Javier & José Eguiguren & al.

Foreword: Dr. José Manuel Cruz Valdovinos
Eguiguren & Vega. 2004

Spanish & English editions printed by La Stampa, Buenos Aires
248 pp.

Both editions out of print

For some years now the brothers Javier and José Eguiguren Molina have been undertaking in the commendable work of researching and studying Argentine silver with reference to that of other South American countries. Their work has appeared in a wide variety of publications and numerous exhibitions and has always enjoyed notable success with both the general public and other specialist in the field. 

Their work has resulted in this significant book on the mate. For many years the Eguiguren brothers have been re-examining they had previously published about yerba mate and the various objects produced to facilitate its consumption. Above all, they examined many pieces in museums or private collections, some of them well-known, but many others that they have discovered. Indeed, this is an Argentine, subject par excellence, however they had restricted themselves to studying and cataloguing only Argentine pieces, they would have forsaken a comprehensive investigation of this field of study and their conclusions would have had only partial validity. Thus, they persevered and complied with their undertaking to include the entire Hispano-American territory in which Paraguayan “yerba” was consumed and where mates were made, ranging from Peru to Chile, Brazil to Uruguay and the Argentine Provinces, Bolivia and Paraguay. Only thus has it been possible to establish a rigorously comprehensive typological and chronological overview and to reach an all-encompassing appraisal of the subject.

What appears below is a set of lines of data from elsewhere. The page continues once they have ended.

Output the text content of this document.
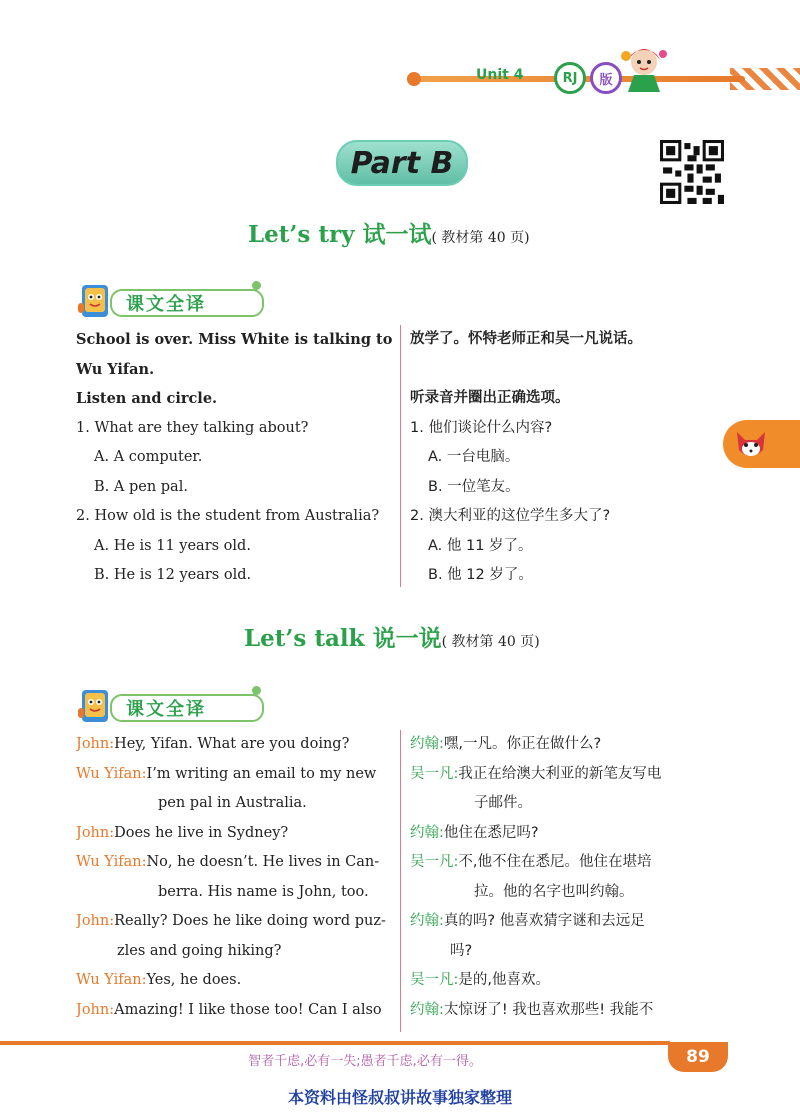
Unit 4	RJ	版
Part B
Let’s try 试一试( 教材第 40 页)
课文全译
School is over. Miss White is talking to
Wu Yifan.
Listen and circle.
1. What are they talking about?
A. A computer.
B. A pen pal.
2. How old is the student from Australia?
A. He is 11 years old.
B. He is 12 years old.
放学了。怀特老师正和吴一凡说话。
听录音并圈出正确选项。
1. 他们谈论什么内容?
A. 一台电脑。
B. 一位笔友。
2. 澳大利亚的这位学生多大了?
A. 他 11 岁了。
B. 他 12 岁了。
Let’s talk 说一说( 教材第 40 页)
课文全译
John:Hey, Yifan. What are you doing?
Wu Yifan:I’m writing an email to my new
pen pal in Australia.
John:Does he live in Sydney?
Wu Yifan:No, he doesn’t. He lives in Can-
berra. His name is John, too.
John:Really? Does he like doing word puz-
zles and going hiking?
Wu Yifan:Yes, he does.
John:Amazing! I like those too! Can I also
约翰:嘿,一凡。你正在做什么?
吴一凡:我正在给澳大利亚的新笔友写电
子邮件。
约翰:他住在悉尼吗?
吴一凡:不,他不住在悉尼。他住在堪培
拉。他的名字也叫约翰。
约翰:真的吗? 他喜欢猜字谜和去远足
吗?
吴一凡:是的,他喜欢。
约翰:太惊讶了! 我也喜欢那些! 我能不
智者千虑,必有一失;愚者千虑,必有一得。	89
本资料由怪叔叔讲故事独家整理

If any study of silverware requires an historical and sociological context, it is even more necessary in the case of the mate. In this matter the linguistic, economic, agricultural and medicinal aspects assume a special significance; the Kichua “matí” influenced the Guaraní caiguá, the Paraguayan economic crisis of the 18th century, the cultivation of “yerba” in Jesuit missions and its therapeutic uses. There are many factors that affect the custom of drinking “yerba“, notably the design, appearance and quality of the various items necessary its consumption. Of course, the geographical characteristics that brought about the competition between tea and mate, albeit in different and sometimes opposing ways, varies according to the territory.

These include the different trade routes, the great historic events such as the expulsion of Jesuits and independence from the Spanish Crown, and the penetration of English and French influences. They have all had a decisive impact on the customs surrounding this drink, whether consumed privately or publicly, individually or collectively.

The work undertaken is fundamental. We are in no doubt that this book will be a reference work for any future study dealing directly or indirectly with the consumption of mate and its peculiar utensils. Undoubtedly, it will be the authors themselves who, during their future research, will be the ones to notice the minimal modifications that may be required to their typological, chronological or geographical conclusions. Nevertheless, the cataloguing effort has been such, and the overall effort has been so comprehensive, that there can be very examples left to discover that will add to what has now been written and discussed.